何かを察したらしいハリエットにダヴィットが険しい表情で頷く。それを見てハリエットが小さくうめいた。

「なに? どういうこと?」

「奴は今年のフォール探題を任されている。先程のは小手調べというところだろう」

「フォール…短大?」

「馬鹿、そっちのタンダイじゃないわよ。もう1つの方」

あのサウナ室プチ監禁事件以来、ダヴィットの前でもまったく俺に気を使わなくなったハリエットにすました口調で訂正される。もう1つの方っていえば…探題か。

「フォール探題は、不定期にレッドタワーに立ち入り調査し、王家の動向を監査する役職のことよ。だいたい2年に1度くらいの頻度で、位の高い貴族が交代で行っているの。で、今年は焔家の番ってわけ」

「…えっと、それってアレだよな。ダヴィット達が不正な金受け取ってないかーとか、年金着服してないかーとか調べる人達ってことだよな」

「…まあ、だいたいそんなところよ」

「でもそれって失礼なんじゃないのか? 仮にも王族相手にさ」

「こうでもしなければ奴らがうるさいからな。仕方あるまい」

ダヴィットはそう言いながらも表情からは本心でないのがうかがえる。確かに自分の家のことを他人にあれこれ詮索されるのは嫌だ。ましてやダヴィット達ならば何もやましいことはしてないだろうから本当に鬱陶しいだけの制度なのだろう。

「すまないリーヤ。わざわざ私に会いにきてくれたのは嬉しいのだが、私は少々ハリエットに話がある。はずしてくれ」

「えっ、うん。わかった」

出てけと言われればおとなしく出て行くが、その話とやらは俺には聞かせられない話なのか。隠し事をしている風なダヴィットの発言がどうしても引っかかる。

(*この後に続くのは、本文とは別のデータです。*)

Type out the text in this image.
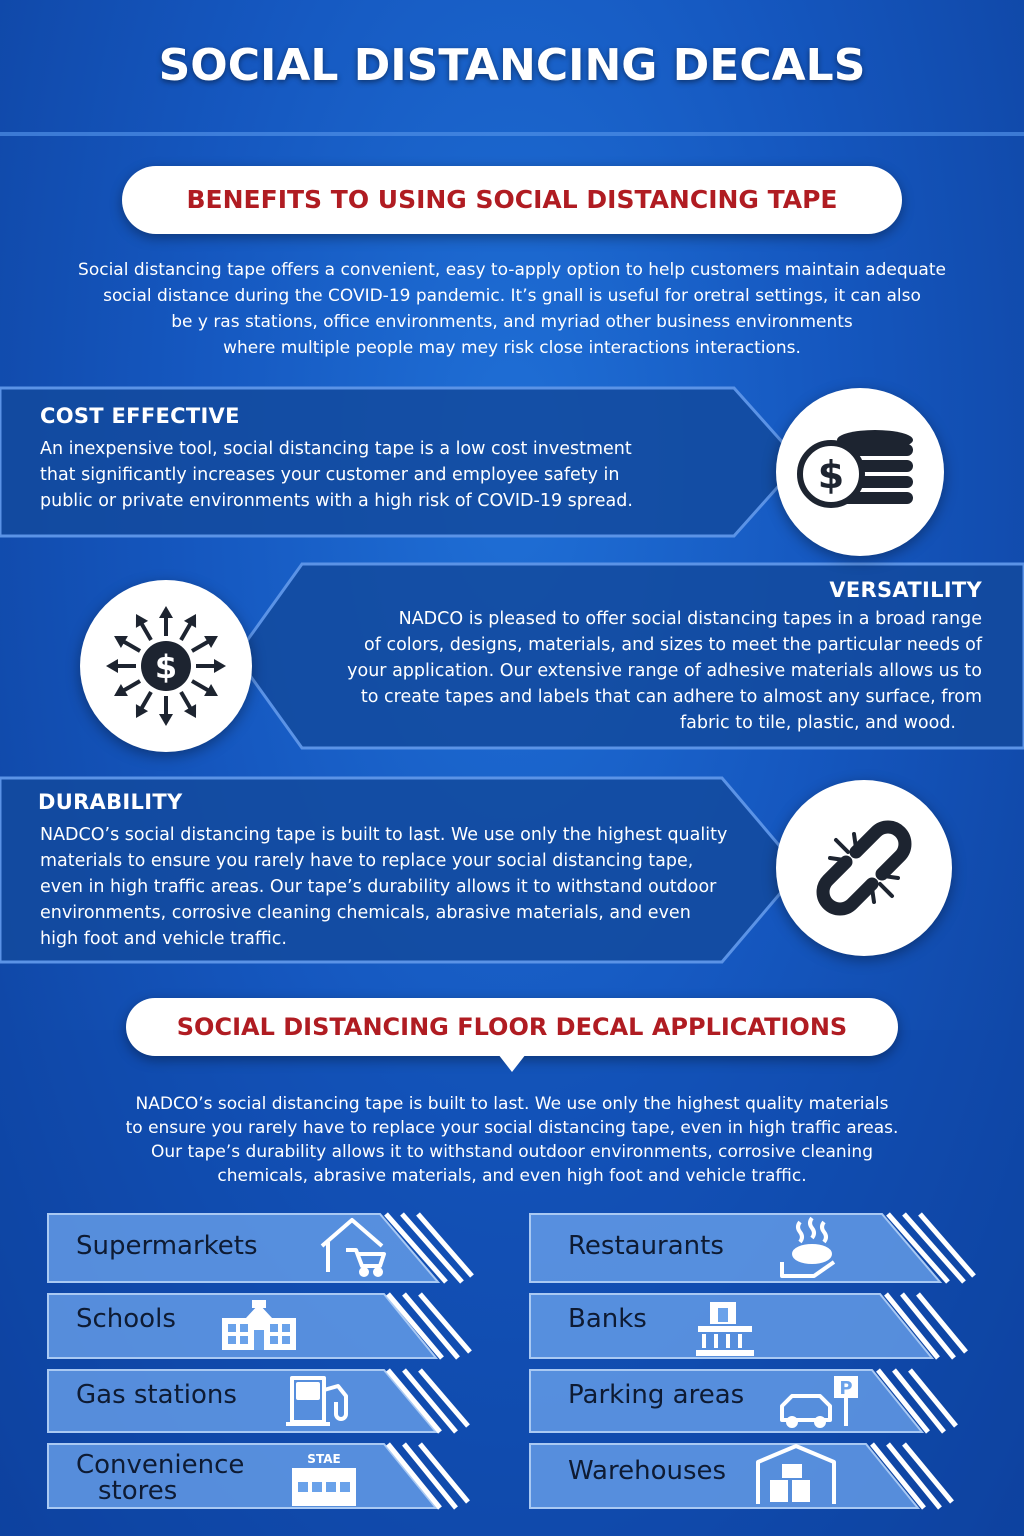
SOCIAL DISTANCING DECALS
BENEFITS TO USING SOCIAL DISTANCING TAPE
Social distancing tape offers a convenient, easy to-apply option to help customers maintain adequate
social distance during the COVID-19 pandemic. It’s gnall is useful for oretral settings, it can also
be y ras stations, office environments, and myriad other business environments
where multiple people may mey risk close interactions interactions.
COST EFFECTIVE
An inexpensive tool, social distancing tape is a low cost investment
that significantly increases your customer and employee safety in
public or private environments with a high risk of COVID-19 spread.
$
VERSATILITY
NADCO is pleased to offer social distancing tapes in a broad range
of colors, designs, materials, and sizes to meet the particular needs of
your application. Our extensive range of adhesive materials allows us to
to create tapes and labels that can adhere to almost any surface, from
fabric to tile, plastic, and wood.
$
DURABILITY
NADCO’s social distancing tape is built to last. We use only the highest quality
materials to ensure you rarely have to replace your social distancing tape,
even in high traffic areas. Our tape’s durability allows it to withstand outdoor
environments, corrosive cleaning chemicals, abrasive materials, and even
high foot and vehicle traffic.
SOCIAL DISTANCING FLOOR DECAL APPLICATIONS
NADCO’s social distancing tape is built to last. We use only the highest quality materials
to ensure you rarely have to replace your social distancing tape, even in high traffic areas.
Our tape’s durability allows it to withstand outdoor environments, corrosive cleaning
chemicals, abrasive materials, and even high foot and vehicle traffic.
STAE
P
Supermarkets
Schools
Gas stations
Convenience
stores
Restaurants
Banks
Parking areas
Warehouses
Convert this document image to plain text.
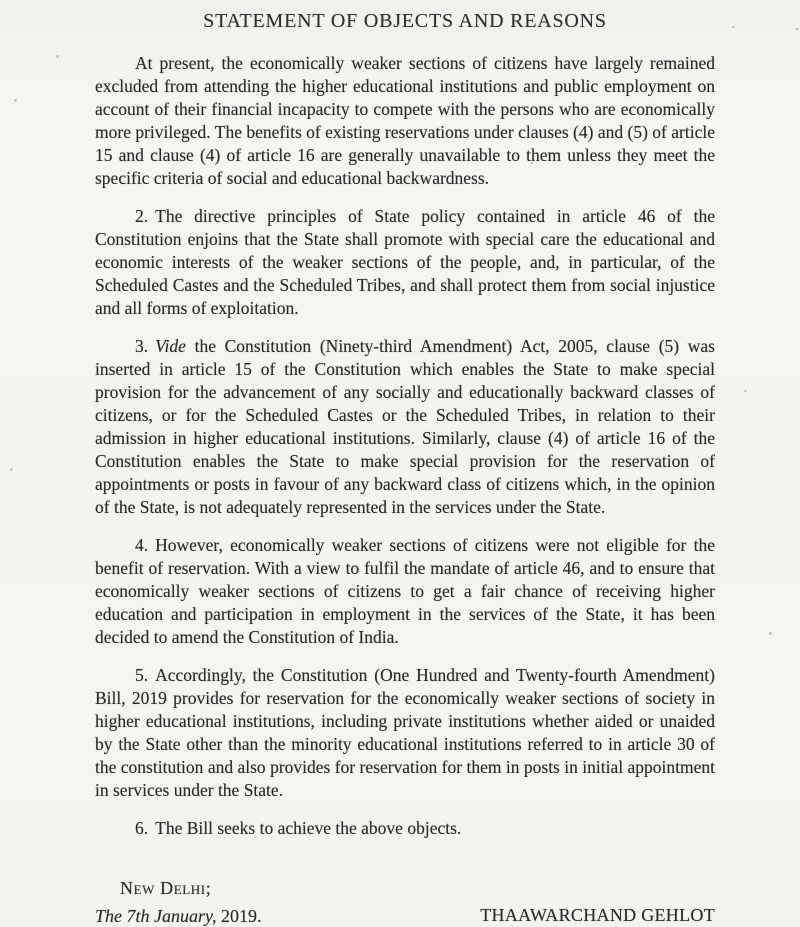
STATEMENT OF OBJECTS AND REASONS

At present, the economically weaker sections of citizens have largely remained excluded from attending the higher educational institutions and public employment on account of their financial incapacity to compete with the persons who are economically more privileged. The benefits of existing reservations under clauses (4) and (5) of article 15 and clause (4) of article 16 are generally unavailable to them unless they meet the specific criteria of social and educational backwardness.

2. The directive principles of State policy contained in article 46 of the Constitution enjoins that the State shall promote with special care the educational and economic interests of the weaker sections of the people, and, in particular, of the Scheduled Castes and the Scheduled Tribes, and shall protect them from social injustice and all forms of exploitation.

3. Vide the Constitution (Ninety-third Amendment) Act, 2005, clause (5) was inserted in article 15 of the Constitution which enables the State to make special provision for the advancement of any socially and educationally backward classes of citizens, or for the Scheduled Castes or the Scheduled Tribes, in relation to their admission in higher educational institutions. Similarly, clause (4) of article 16 of the Constitution enables the State to make special provision for the reservation of appointments or posts in favour of any backward class of citizens which, in the opinion of the State, is not adequately represented in the services under the State.

4. However, economically weaker sections of citizens were not eligible for the benefit of reservation. With a view to fulfil the mandate of article 46, and to ensure that economically weaker sections of citizens to get a fair chance of receiving higher education and participation in employment in the services of the State, it has been decided to amend the Constitution of India.

5. Accordingly, the Constitution (One Hundred and Twenty-fourth Amendment) Bill, 2019 provides for reservation for the economically weaker sections of society in higher educational institutions, including private institutions whether aided or unaided by the State other than the minority educational institutions referred to in article 30 of the constitution and also provides for reservation for them in posts in initial appointment in services under the State.

6. The Bill seeks to achieve the above objects.

New Delhi;
The 7th January, 2019.	THAAWARCHAND GEHLOT
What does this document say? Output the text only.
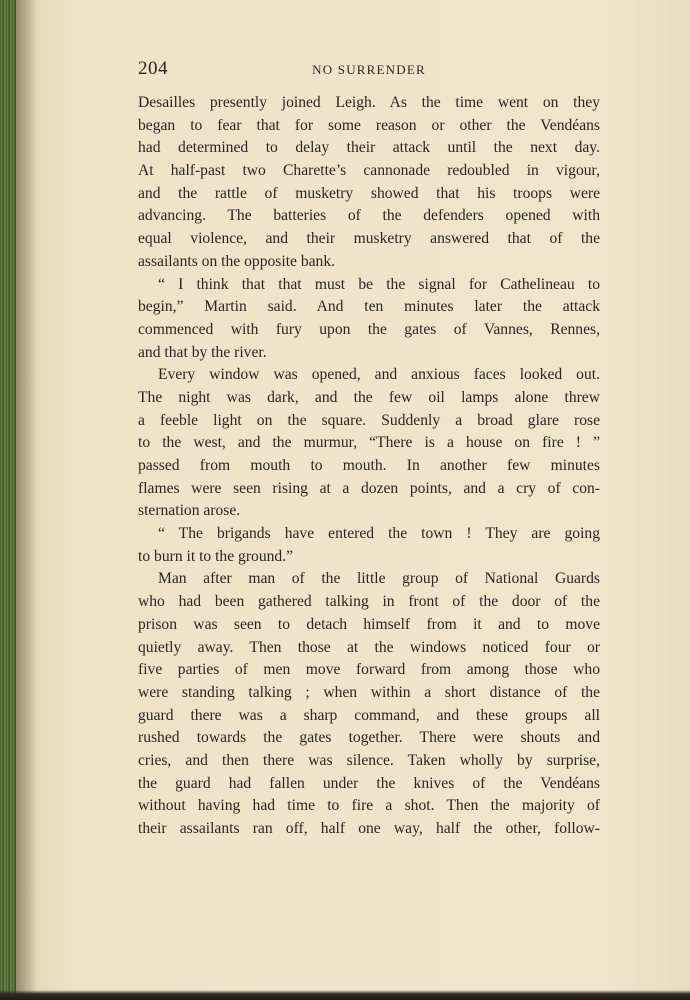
204	NO SURRENDER
Desailles presently joined Leigh. As the time went on they
began to fear that for some reason or other the Vendéans
had determined to delay their attack until the next day.
At half-past two Charette’s cannonade redoubled in vigour,
and the rattle of musketry showed that his troops were
advancing. The batteries of the defenders opened with
equal violence, and their musketry answered that of the
assailants on the opposite bank.
“ I think that that must be the signal for Cathelineau to
begin,” Martin said. And ten minutes later the attack
commenced with fury upon the gates of Vannes, Rennes,
and that by the river.
Every window was opened, and anxious faces looked out.
The night was dark, and the few oil lamps alone threw
a feeble light on the square. Suddenly a broad glare rose
to the west, and the murmur, “There is a house on fire ! ”
passed from mouth to mouth. In another few minutes
flames were seen rising at a dozen points, and a cry of con-
sternation arose.
“ The brigands have entered the town ! They are going
to burn it to the ground.”
Man after man of the little group of National Guards
who had been gathered talking in front of the door of the
prison was seen to detach himself from it and to move
quietly away. Then those at the windows noticed four or
five parties of men move forward from among those who
were standing talking ; when within a short distance of the
guard there was a sharp command, and these groups all
rushed towards the gates together. There were shouts and
cries, and then there was silence. Taken wholly by surprise,
the guard had fallen under the knives of the Vendéans
without having had time to fire a shot. Then the majority of
their assailants ran off, half one way, half the other, follow-
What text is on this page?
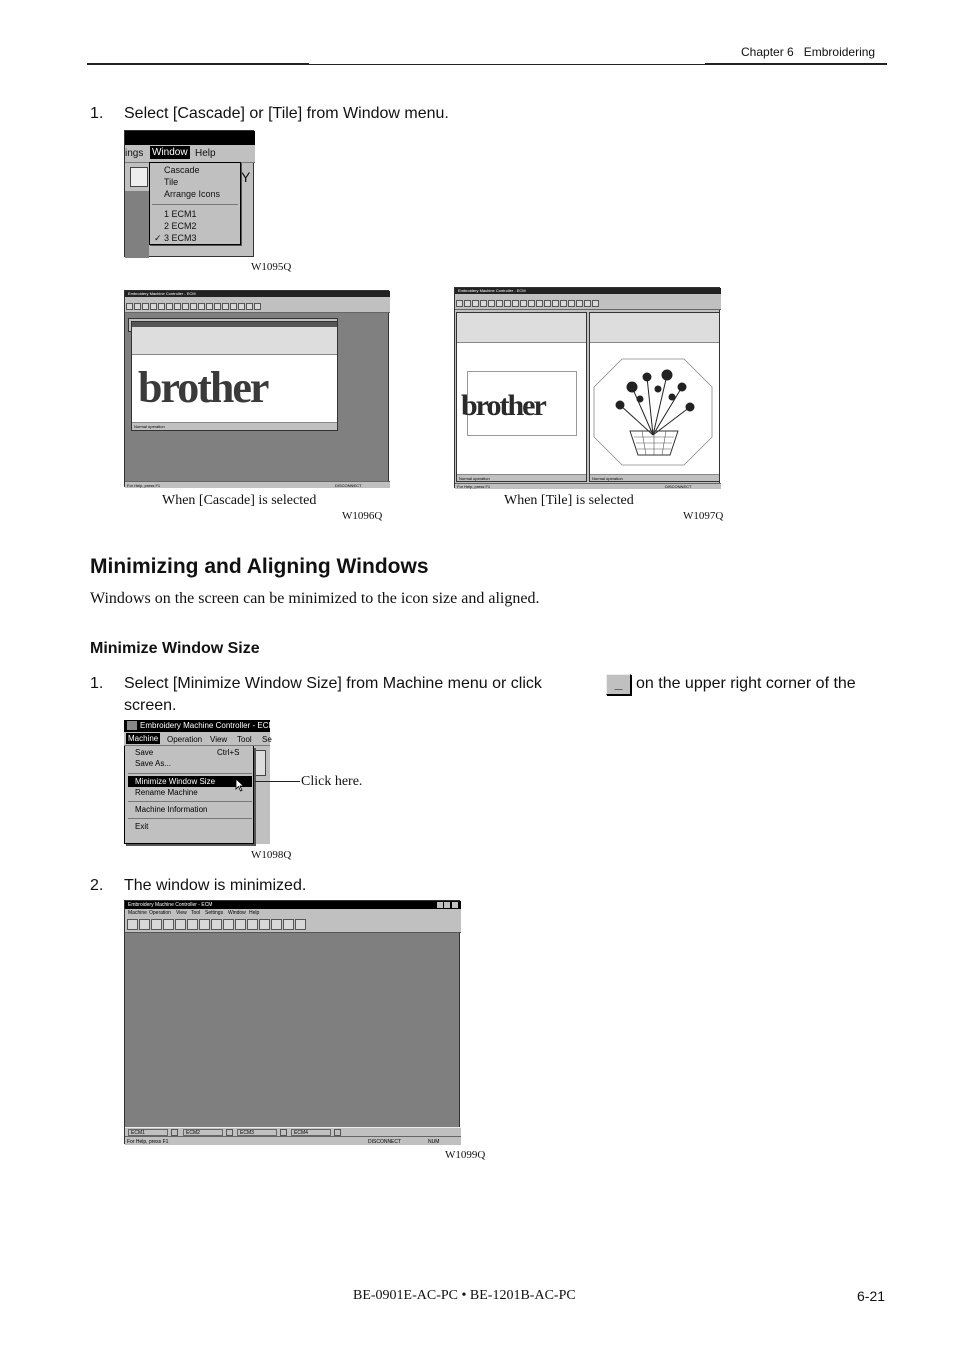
Chapter 6 Embroidering
1. Select [Cascade] or [Tile] from Window menu.
ings Window Help
Y
Cascade
Tile
Arrange Icons
1 ECM1
2 ECM2
✓ 3 ECM3
W1095Q
Embroidery Machine Controller - ECM
brother
Normal operation
For Help, press F1	DISCONNECT
When [Cascade] is selected
W1096Q
Embroidery Machine Controller - ECM
brother
Normal operation	Normal operation
For Help, press F1	DISCONNECT
When [Tile] is selected
W1097Q
Minimizing and Aligning Windows
Windows on the screen can be minimized to the icon size and aligned.
Minimize Window Size
1. Select [Minimize Window Size] from Machine menu or click	_ on the upper right corner of the
screen.
Embroidery Machine Controller - ECM
Machine Operation View Tool Se
Save	Ctrl+S
Save As...
Minimize Window Size
Rename Machine
Machine Information
Exit
Click here.
W1098Q
2. The window is minimized.
Embroidery Machine Controller - ECM
Machine Operation View Tool Settings Window Help
ECM1	ECM2	ECM3	ECM4
For Help, press F1	DISCONNECT	NUM
W1099Q
BE-0901E-AC-PC • BE-1201B-AC-PC	6-21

「そうふてくされるな、リーヤ。後でたっぷり相手をしてやるから」

「別にふてくされてはないけど…。あと相手はしなくていいよ」

俺もいい大人だ。ちょっとはみごにされたぐらいでいじけたりなんかしない。ダヴィットはたまにこうやって俺を子供扱いしてくるから困る。

「話が終わったら必ずお前の部屋へ行く。待っていろ」

「そんな気ぃ使わなくてもいいって…。俺にかまう必要ないからさ」

俺はてきとうに返事をして、手をひらひらさせながら部屋から出て行く。俺には内緒の話というのが気になったものの、言いつけに従い素直に自分の部屋へと足を向けた。